Review: DLR, Script and Digital working together - it's a D&B dream come true. Martyna Baker's soft, sultry vocals on "Blue Room" add more depth to the velvety smooth synths and bass. With tight, techy drums punching through the suaveness, this totally is a seductive little number. On the other side, "Mini Cooper" shows Digital's dubby side, teaming minimal production with a big bad set of rubbery tyres. Two totally different styles, one massive release from one of the scene's biggest labels. Get involved.
Review: Phantom Audio legend Digital returns with a demonstrative reminder of his heavyweight abilities and there's a unique vibe to "Shaka Zulu". A deeply tribal affair, it punctures with a dancehall drum arrangement that gives the groove heaps of space, allowing the dramatic bass textures to rip a clear riffy message. "Archive", meanwhile, is more like the traditional Digital you'll know from time: turbo-charged breakbeat science with icy pads and a bassline that slaps your chops so hard you can lose teeth just by holding the vinyl. For real.
Review: Hands up who loves Digital?

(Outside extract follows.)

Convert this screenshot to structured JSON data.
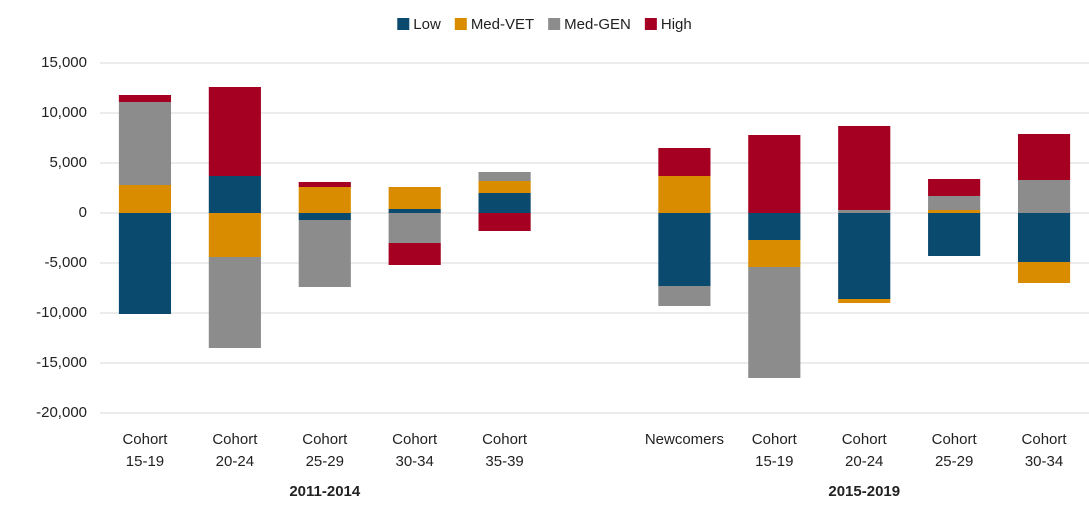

Take that love and double it because this time on the legendary outsider label Ingredients he's taking us through his exceptional range of influences, picking inspiration out of the air and showing off all the exciting things drum & bass can be. "Red Tape"'s mixture of old and new vibrates happily through old dubby grooves, feeling exhilarating and familiar all at the same time. "The Pain" takes on a more experimental purposefulness, collapsing tricky, top-end percussion into deep, resonant bass. "Downtown" finishes off the trio with a look at the roots of the genre, stepping up with junglist mentality and a fresh underground sound.
Review: One of Drum & Bass's most consistent producers demonstrates there's still plenty to offer on this 12". Dread vibes are in abundance on "Weatherman" with a nice rolling beat cascading in and out of the mix atop some BIG sub bass. On the flip Digital teams up with Scottish producer Morphy for the laidback dubby half time skank of "Shanty". Top release!